Semoga di salah satu Samma Sambuddha berikut, khotbah tentang Samma Ayacamana* akan menyebutkan [hemayanti] sebagai nama teladan tersebut.

*Ini harapan benar tentang tekad untuk berkualitas seperti para siswa/siswi unggulan ("semoga saya akan menjadi seperti..."). Untuk masa Buddha Gotama ini, Upasika yang jadi panutan adalah khujjuttarā dan veḷukaṇḍakiyā Nandamātā (Uttarā).
ndak mesti kok om kainyn. ;D
cuma sayanya saja yang mau begitu. hihihihihi...
_/\_ Sadhu... Sadhu... Sadhu...

kalo dengar nama khujjuttarā, saya teringat pembantunya ratu siapa itu? samawati yah kalo g salah, yang bungkuk.
kalo g salah. ;D
atau yang dimaksud khujjuttarā yang lain ya?
"Sekarang, para bhikkhu, Aku mengatakan ini sebagai nasihat terakhir-Ku: kehancuran adalah sifat dari segala sesuatu yang terbentuk. Oleh karena itu, berjuanglah dengan penuh kesadaran."

K.K.

#24
Quote from: hemayanti on 27 August 2012, 03:27:00 PM
ndak mesti kok om kainyn. ;D
cuma sayanya saja yang mau begitu. hihihihihi...
_/\_ Sadhu... Sadhu... Sadhu...

kalo dengar nama khujjuttarā, saya teringat pembantunya ratu siapa itu? samawati yah kalo g salah, yang bungkuk.
kalo g salah. ;D
atau yang dimaksud khujjuttarā yang lain ya?
Iya, betul khujjuttarā yang mengajarkan Sāmāvatī. Ini satu upasika yang memang sangat mahir dalam mengajar. Ia bungkuk karena dulu pernah meledek 'pengemis' bungkuk dengan cara jalan bungkuk mengikuti postur 'pengemis' bungkuk itu yang ternyata adalah seorang Pacceka Buddha. Sisa dari akibat kamma buruknya masih ada sehingga dalam kehidupan sebagai khujjuttarā, ia bertubuh bungkuk.

hemayanti

Khujjuttarā dan Veḷukaṇḍakiyā Nandamātā (Uttarā).
namanya mirip yah. :)
dimana ya saya bisa bca cerita lengkap tentang kedua orang ini om kainyn? :)
"Sekarang, para bhikkhu, Aku mengatakan ini sebagai nasihat terakhir-Ku: kehancuran adalah sifat dari segala sesuatu yang terbentuk. Oleh karena itu, berjuanglah dengan penuh kesadaran."

will_i_am

kalau kisah Khujjuttarā apakah mungkin terdapat di Ittivuttaka??
hiduplah hanya pada hari ini, jangan mengkhawatirkan masa depan ataupun terpuruk dalam masa lalu.
berbahagialah akan apa yang anda miliki, jangan mengejar keinginan akan memiliki
_/\_

adi lim

Quote from: hemayanti on 27 August 2012, 07:07:41 PM
Khujjuttarā dan Veḷukaṇḍakiyā Nandamātā (Uttarā).
namanya mirip yah. :)
dimana ya saya bisa bca cerita lengkap tentang kedua orang ini om kainyn? :)

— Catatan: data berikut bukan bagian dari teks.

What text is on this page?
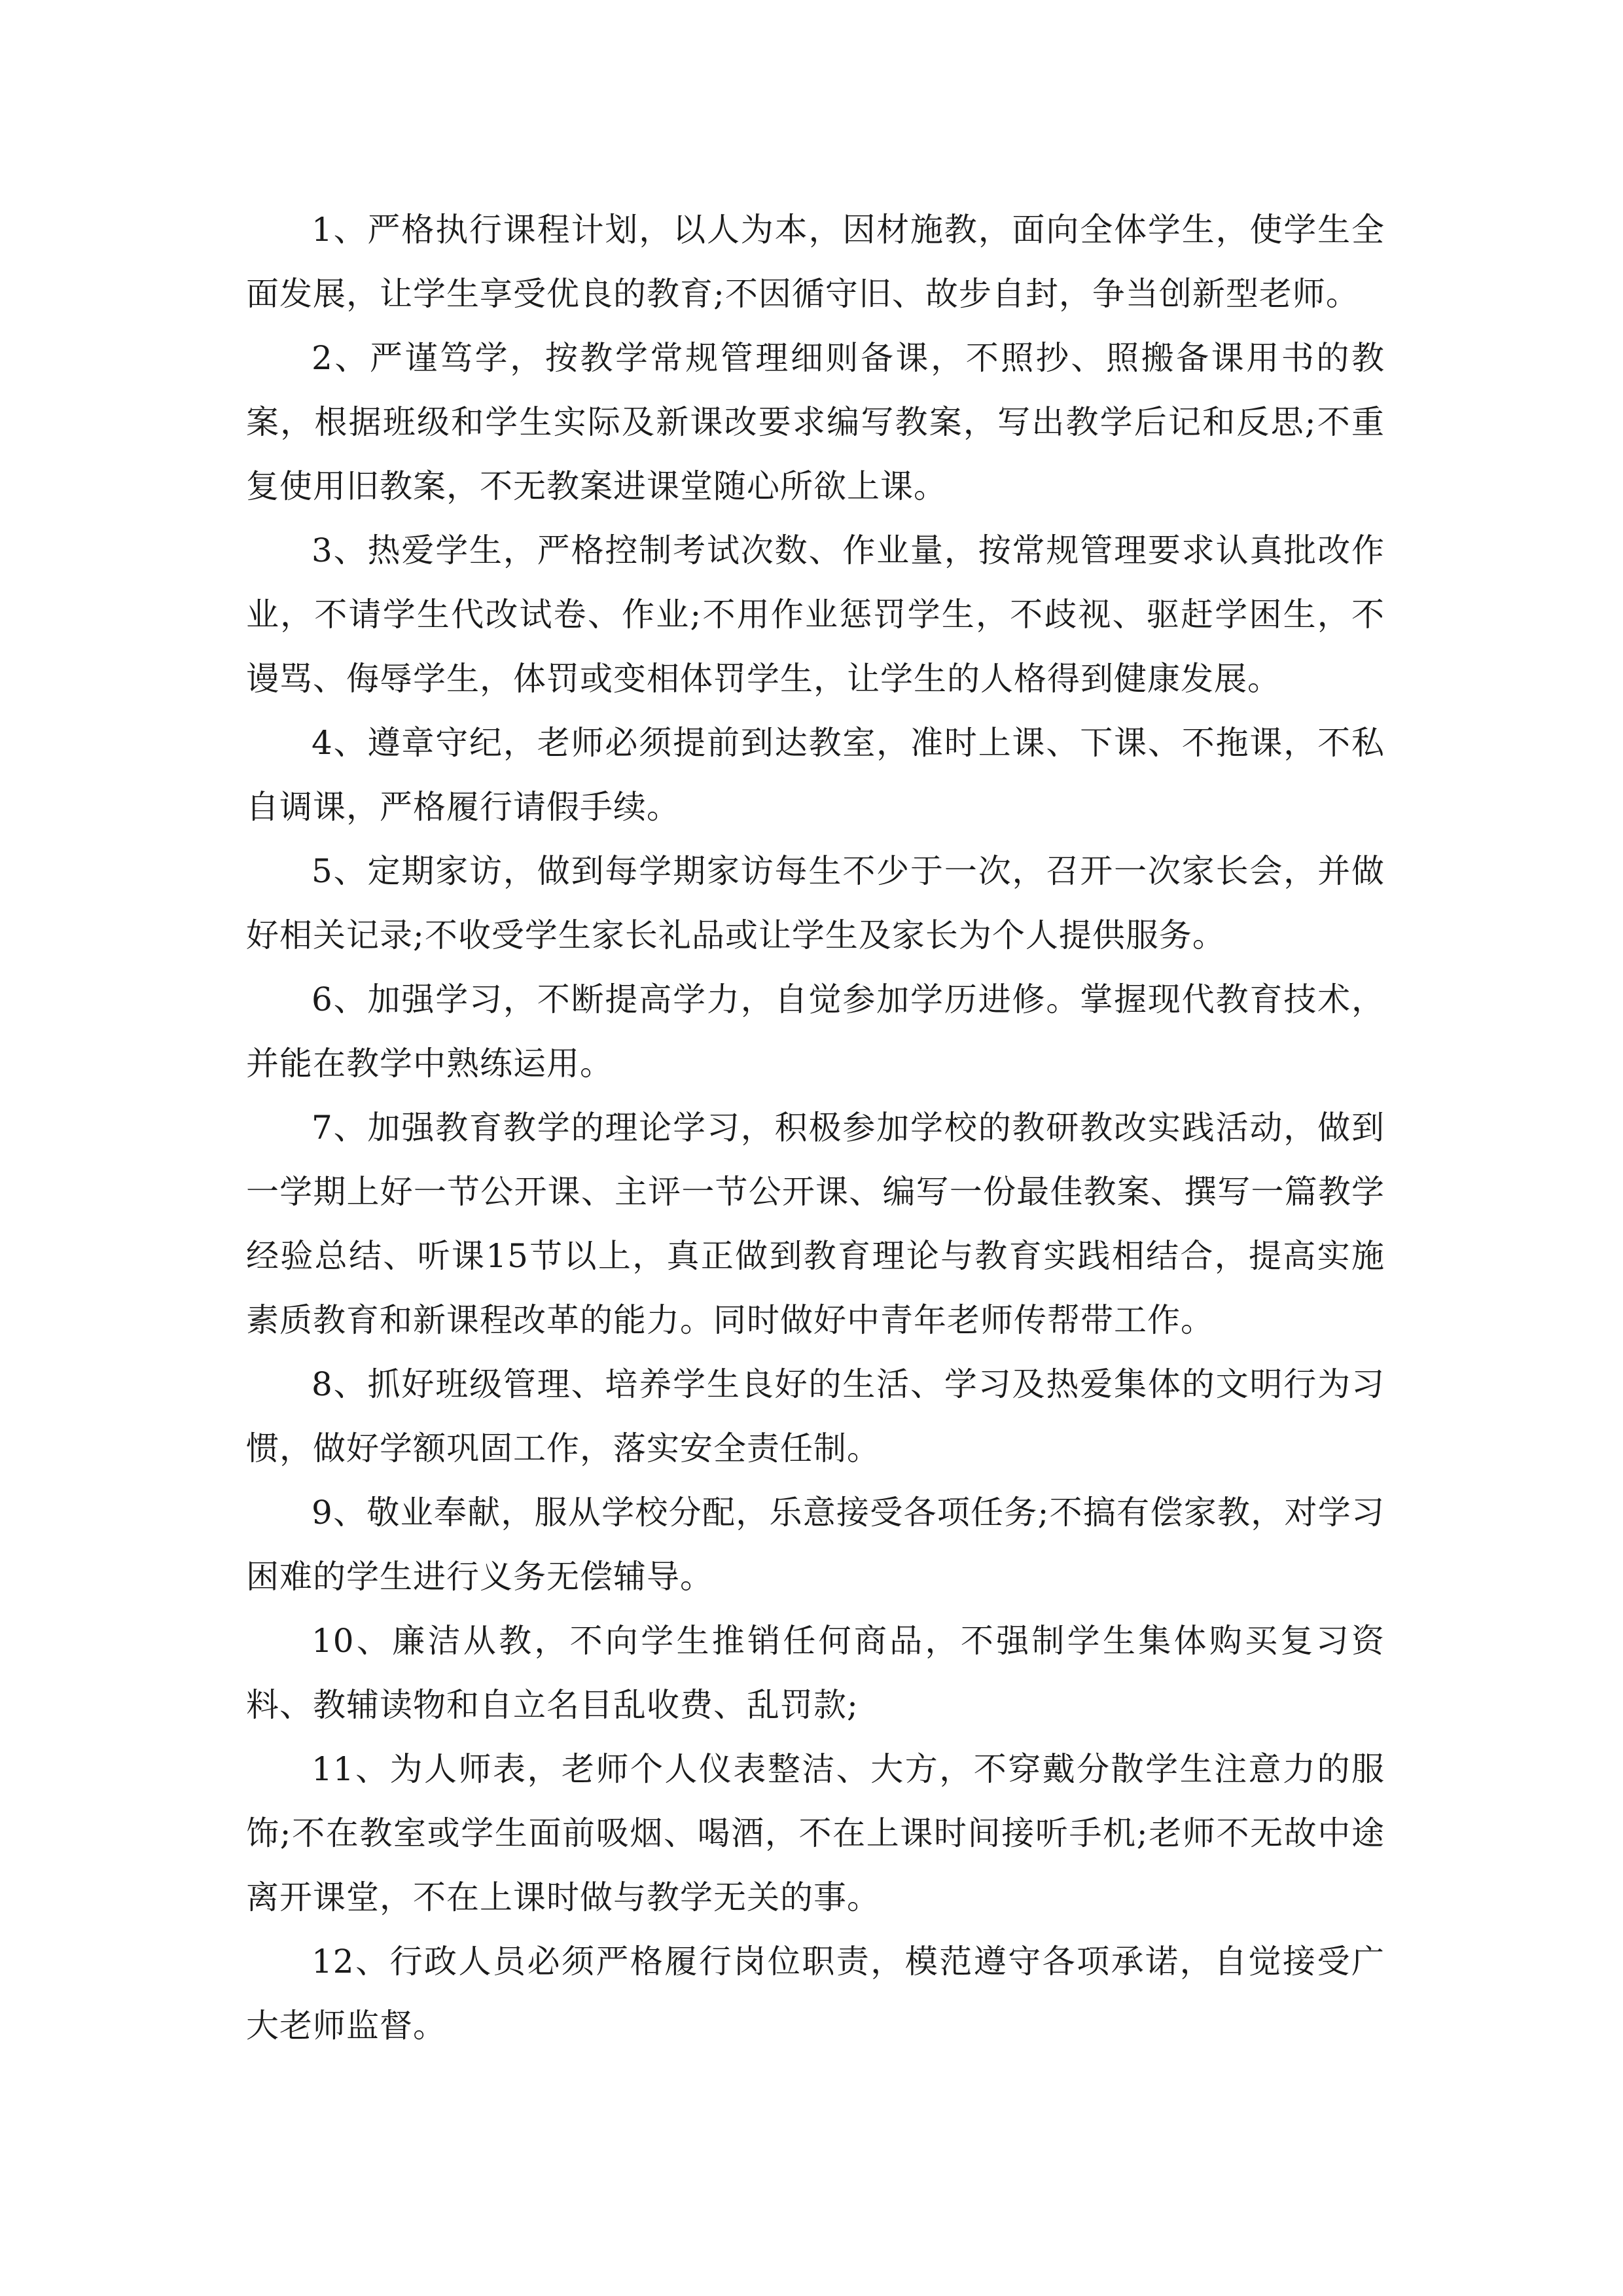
1、严格执行课程计划，以人为本，因材施教，面向全体学生，使学生全面发展，让学生享受优良的教育;不因循守旧、故步自封，争当创新型老师。

2、严谨笃学，按教学常规管理细则备课，不照抄、照搬备课用书的教案，根据班级和学生实际及新课改要求编写教案，写出教学后记和反思;不重复使用旧教案，不无教案进课堂随心所欲上课。

3、热爱学生，严格控制考试次数、作业量，按常规管理要求认真批改作业，不请学生代改试卷、作业;不用作业惩罚学生，不歧视、驱赶学困生，不谩骂、侮辱学生，体罚或变相体罚学生，让学生的人格得到健康发展。

4、遵章守纪，老师必须提前到达教室，准时上课、下课、不拖课，不私自调课，严格履行请假手续。

5、定期家访，做到每学期家访每生不少于一次，召开一次家长会，并做好相关记录;不收受学生家长礼品或让学生及家长为个人提供服务。

6、加强学习，不断提高学力，自觉参加学历进修。掌握现代教育技术，并能在教学中熟练运用。

7、加强教育教学的理论学习，积极参加学校的教研教改实践活动，做到一学期上好一节公开课、主评一节公开课、编写一份最佳教案、撰写一篇教学经验总结、听课15节以上，真正做到教育理论与教育实践相结合，提高实施素质教育和新课程改革的能力。同时做好中青年老师传帮带工作。

8、抓好班级管理、培养学生良好的生活、学习及热爱集体的文明行为习惯，做好学额巩固工作，落实安全责任制。

9、敬业奉献，服从学校分配，乐意接受各项任务;不搞有偿家教，对学习困难的学生进行义务无偿辅导。

10、廉洁从教，不向学生推销任何商品，不强制学生集体购买复习资料、教辅读物和自立名目乱收费、乱罚款;

11、为人师表，老师个人仪表整洁、大方，不穿戴分散学生注意力的服饰;不在教室或学生面前吸烟、喝酒，不在上课时间接听手机;老师不无故中途离开课堂，不在上课时做与教学无关的事。

12、行政人员必须严格履行岗位职责，模范遵守各项承诺，自觉接受广大老师监督。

sepertinya di RAPB buku ke 3 siswa2 sang Buddha (semoga betul)
Seringlah PancaKhanda direnungkan sebagai Ini Bukan MILIKKU, Ini Bukan AKU, Ini Bukan DIRIKU, bermanfaat mengurangi keSERAKAHan, mengurangi keSOMBONGan, Semoga dapat menjauhi Pandangan SALAH.

hemayanti

Quote from: adi lim on 27 August 2012, 08:41:52 PM
sepertinya di RAPB buku ke 3 siswa2 sang Buddha (semoga betul)
wah, ketahuan belum membaca RAPB sampe habis. :-[
"Sekarang, para bhikkhu, Aku mengatakan ini sebagai nasihat terakhir-Ku: kehancuran adalah sifat dari segala sesuatu yang terbentuk. Oleh karena itu, berjuanglah dengan penuh kesadaran."

K.K.

Quote from: hemayanti on 27 August 2012, 07:07:41 PM
Khujjuttarā dan Veḷukaṇḍakiyā Nandamātā (Uttarā).
namanya mirip yah. :)
dimana ya saya bisa bca cerita lengkap tentang kedua orang ini om kainyn? :)
Riwayat Agung Para Buddha buku 3, mulai halaman 3224.